Mountains to Mole Hills


“Thousands of tired, nerve-shaken, over-civilized people are beginning to find out going to the mountains is going home; that wilderness is a necessity...”
                                                                                                              John Muir

My place is a place of mountains that still hold onto their skirts of green, their mantles of fir and pine – but only just so. But a very short distance away, in a nearby place, the mountains, with their tenacious stone and gripping tree roots, no longer withstand the larger strength of development.

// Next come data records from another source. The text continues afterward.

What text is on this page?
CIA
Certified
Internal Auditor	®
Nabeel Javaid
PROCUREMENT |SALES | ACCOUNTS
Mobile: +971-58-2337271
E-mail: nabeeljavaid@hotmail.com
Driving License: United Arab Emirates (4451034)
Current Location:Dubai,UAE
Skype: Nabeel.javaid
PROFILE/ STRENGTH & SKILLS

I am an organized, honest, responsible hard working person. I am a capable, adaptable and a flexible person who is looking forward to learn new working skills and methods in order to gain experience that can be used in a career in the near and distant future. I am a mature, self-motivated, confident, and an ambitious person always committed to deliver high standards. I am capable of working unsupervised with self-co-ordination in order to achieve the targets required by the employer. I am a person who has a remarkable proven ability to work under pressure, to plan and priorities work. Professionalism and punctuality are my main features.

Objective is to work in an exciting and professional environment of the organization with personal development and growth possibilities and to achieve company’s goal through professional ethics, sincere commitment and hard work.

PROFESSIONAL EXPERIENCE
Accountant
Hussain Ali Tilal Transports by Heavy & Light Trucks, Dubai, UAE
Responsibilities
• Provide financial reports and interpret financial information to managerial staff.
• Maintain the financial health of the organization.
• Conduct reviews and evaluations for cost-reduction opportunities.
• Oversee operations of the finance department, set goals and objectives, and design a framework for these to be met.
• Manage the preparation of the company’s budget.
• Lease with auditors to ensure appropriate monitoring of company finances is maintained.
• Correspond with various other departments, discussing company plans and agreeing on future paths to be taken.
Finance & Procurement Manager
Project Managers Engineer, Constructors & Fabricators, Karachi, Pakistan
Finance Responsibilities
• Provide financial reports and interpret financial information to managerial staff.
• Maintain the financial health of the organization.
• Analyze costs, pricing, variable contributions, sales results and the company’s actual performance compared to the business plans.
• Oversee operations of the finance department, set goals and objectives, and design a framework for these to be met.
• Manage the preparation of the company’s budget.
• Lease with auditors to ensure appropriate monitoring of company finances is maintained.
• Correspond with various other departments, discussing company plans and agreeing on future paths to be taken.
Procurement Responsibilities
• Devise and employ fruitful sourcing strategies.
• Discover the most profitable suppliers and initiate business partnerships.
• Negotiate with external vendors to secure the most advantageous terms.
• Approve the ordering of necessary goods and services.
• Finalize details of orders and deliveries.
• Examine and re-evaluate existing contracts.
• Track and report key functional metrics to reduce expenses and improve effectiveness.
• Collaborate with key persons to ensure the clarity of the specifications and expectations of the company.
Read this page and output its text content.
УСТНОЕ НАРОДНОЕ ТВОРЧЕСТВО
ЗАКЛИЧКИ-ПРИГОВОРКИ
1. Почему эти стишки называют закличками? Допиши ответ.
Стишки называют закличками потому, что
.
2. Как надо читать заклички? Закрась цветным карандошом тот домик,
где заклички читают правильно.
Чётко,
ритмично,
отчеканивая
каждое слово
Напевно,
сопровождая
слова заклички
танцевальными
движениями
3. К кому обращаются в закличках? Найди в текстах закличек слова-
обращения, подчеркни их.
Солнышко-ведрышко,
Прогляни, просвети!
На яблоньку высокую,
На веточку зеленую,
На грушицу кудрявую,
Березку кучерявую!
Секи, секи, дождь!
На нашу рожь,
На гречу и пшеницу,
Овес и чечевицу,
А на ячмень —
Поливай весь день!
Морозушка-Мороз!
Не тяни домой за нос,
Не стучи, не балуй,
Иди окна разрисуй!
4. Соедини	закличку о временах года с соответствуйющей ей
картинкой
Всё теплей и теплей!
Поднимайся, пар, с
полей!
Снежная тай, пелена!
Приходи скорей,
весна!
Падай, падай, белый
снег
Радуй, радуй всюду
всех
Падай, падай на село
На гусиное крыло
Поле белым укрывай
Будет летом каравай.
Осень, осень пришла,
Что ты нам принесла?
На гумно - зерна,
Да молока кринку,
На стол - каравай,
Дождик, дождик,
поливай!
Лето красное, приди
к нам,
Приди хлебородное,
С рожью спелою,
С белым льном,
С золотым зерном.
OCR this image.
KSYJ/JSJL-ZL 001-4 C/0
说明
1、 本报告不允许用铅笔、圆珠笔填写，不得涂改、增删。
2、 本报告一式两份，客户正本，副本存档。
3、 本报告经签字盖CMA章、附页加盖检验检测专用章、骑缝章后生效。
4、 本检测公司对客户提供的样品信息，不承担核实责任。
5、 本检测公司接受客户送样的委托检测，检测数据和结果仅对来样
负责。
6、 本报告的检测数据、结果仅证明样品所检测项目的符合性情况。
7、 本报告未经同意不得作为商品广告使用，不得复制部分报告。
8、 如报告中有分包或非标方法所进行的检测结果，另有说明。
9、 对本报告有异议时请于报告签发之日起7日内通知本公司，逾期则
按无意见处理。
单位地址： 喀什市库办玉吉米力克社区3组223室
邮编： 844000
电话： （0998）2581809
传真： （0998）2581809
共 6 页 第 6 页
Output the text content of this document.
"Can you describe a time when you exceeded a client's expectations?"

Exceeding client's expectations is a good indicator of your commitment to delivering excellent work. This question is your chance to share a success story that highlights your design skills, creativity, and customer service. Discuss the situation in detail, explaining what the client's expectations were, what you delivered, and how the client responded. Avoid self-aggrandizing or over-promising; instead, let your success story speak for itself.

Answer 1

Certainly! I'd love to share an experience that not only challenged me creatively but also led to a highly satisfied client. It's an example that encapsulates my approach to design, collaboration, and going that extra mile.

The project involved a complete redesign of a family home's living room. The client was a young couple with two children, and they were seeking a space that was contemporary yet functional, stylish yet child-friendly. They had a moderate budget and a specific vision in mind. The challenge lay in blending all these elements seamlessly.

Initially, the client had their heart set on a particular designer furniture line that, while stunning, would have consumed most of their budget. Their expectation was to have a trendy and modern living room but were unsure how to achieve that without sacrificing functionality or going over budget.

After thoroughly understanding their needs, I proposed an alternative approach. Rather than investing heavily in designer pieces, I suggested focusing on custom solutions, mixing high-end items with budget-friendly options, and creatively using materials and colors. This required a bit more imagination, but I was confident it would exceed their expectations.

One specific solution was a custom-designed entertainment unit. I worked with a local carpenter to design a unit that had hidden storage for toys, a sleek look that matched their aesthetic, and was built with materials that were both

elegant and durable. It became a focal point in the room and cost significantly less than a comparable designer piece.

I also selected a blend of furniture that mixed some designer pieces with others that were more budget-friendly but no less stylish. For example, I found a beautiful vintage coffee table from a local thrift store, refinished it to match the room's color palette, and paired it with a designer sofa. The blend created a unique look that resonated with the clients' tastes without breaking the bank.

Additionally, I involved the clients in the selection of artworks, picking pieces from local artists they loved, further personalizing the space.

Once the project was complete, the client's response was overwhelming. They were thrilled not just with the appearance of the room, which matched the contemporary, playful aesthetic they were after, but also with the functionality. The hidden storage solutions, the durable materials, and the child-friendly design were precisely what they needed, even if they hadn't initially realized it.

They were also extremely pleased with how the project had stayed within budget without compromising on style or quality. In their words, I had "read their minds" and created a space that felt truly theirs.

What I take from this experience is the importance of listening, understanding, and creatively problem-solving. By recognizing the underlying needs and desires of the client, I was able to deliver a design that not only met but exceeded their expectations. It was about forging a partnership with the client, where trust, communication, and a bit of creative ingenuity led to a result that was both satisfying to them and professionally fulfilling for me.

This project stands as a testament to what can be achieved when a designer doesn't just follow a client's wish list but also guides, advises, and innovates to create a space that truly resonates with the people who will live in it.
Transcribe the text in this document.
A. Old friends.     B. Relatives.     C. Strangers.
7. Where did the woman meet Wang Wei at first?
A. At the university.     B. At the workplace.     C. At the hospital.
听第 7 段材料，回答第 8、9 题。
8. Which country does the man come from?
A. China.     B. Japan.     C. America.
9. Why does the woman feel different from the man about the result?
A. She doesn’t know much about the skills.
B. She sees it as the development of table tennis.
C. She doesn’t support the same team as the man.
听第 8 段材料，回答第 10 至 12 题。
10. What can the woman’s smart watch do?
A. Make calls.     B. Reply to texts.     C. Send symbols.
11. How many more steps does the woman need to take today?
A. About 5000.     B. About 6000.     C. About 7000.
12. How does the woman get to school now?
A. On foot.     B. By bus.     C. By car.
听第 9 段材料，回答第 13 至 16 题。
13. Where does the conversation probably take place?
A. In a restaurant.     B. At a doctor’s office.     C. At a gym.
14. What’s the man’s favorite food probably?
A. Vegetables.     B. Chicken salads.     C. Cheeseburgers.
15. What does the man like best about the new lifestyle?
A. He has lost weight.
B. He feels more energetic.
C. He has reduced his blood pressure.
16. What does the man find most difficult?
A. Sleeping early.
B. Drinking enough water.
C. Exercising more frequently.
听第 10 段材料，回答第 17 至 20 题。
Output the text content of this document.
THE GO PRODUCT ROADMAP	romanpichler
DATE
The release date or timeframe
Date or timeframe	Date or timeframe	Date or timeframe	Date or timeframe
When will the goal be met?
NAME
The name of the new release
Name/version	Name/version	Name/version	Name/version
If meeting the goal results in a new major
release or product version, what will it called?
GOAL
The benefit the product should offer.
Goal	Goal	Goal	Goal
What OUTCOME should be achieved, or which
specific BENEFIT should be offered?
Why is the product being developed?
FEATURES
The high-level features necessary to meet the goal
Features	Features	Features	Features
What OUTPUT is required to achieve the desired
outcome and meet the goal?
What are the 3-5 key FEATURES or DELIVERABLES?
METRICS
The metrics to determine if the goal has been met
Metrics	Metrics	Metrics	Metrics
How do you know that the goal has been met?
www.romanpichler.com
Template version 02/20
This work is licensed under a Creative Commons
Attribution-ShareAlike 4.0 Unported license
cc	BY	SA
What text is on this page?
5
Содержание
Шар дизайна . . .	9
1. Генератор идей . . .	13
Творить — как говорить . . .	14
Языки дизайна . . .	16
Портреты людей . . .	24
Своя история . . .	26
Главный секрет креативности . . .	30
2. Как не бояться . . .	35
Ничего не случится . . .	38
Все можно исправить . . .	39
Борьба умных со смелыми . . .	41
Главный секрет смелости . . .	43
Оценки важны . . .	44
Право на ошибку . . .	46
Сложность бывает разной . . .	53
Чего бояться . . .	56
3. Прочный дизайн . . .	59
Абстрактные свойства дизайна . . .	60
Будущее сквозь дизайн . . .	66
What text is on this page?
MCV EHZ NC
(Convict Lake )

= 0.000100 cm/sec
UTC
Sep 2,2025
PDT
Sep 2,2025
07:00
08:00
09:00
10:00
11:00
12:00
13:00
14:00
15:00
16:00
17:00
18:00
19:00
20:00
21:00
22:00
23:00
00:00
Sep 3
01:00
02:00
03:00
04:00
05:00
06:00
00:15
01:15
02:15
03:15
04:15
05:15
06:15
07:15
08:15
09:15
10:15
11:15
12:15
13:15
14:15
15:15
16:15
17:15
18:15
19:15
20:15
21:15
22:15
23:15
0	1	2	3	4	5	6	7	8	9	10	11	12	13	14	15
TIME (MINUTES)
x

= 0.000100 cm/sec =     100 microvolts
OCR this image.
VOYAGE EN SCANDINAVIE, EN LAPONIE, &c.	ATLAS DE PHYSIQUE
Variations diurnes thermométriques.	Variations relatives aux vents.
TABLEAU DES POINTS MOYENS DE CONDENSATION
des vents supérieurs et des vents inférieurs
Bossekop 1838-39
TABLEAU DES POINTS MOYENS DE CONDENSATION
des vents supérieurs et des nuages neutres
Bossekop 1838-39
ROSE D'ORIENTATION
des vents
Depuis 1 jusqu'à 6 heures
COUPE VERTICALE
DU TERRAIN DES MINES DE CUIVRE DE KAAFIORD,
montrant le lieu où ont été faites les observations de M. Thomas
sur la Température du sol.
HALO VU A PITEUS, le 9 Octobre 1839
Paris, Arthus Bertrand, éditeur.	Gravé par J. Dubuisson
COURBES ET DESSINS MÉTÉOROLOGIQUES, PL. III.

 I stopped on the way to work this morning at a Starbucks in a village between my own small town and my work atop a mountain. When I came out, coffee steaming in hand, and juggling car keys, I looked up to the sound of a crow creaking softly and sorrowfully like an old farm gate sighing in the wind.

The light was still soft and hazy on the mountains on the other side of the sound, the tree line indistinct and velutinous. I lost my breath in a shocked gasp. Because not so very long ago, the green on the mountainsides was thick and impenetrable.  The mountains wrapped around this little village like a fortress. They seemed inviolable – holy.

Now I noted houses built in clear-cuts, right of ways cleared for power lines. Development is creeping up the sides of the mountains like flood water up the side of a levee. Creeping up to where the bears are, the elk and the deer. Taking from them the only homes they have.

Dr. Jacques Diouf, an environmentalist, calls mountains the ‘water towers of the world”. According to him, one of every two people on the planet, every day, quenches their thirst with water that originates from mountains.  Don’t even those people in those new, over-large, fancy houses need the water that the mountain creates? But as strong as we think mountains are, they are also fragile.  Geologically, mountains are dynamic, not static. Disruption like these houses I see up on the slope, change habitat. As humans move in, life is wrung out.


I took my over-civilized (and over-priced) cup of coffee to my over-civilized car and took one last look at the mountains emerging out of the early morning haze. What happens to the creatures who live there, I wondered, when there is no more ‘up’ to go to? When we have made of the mountain, a mole hill?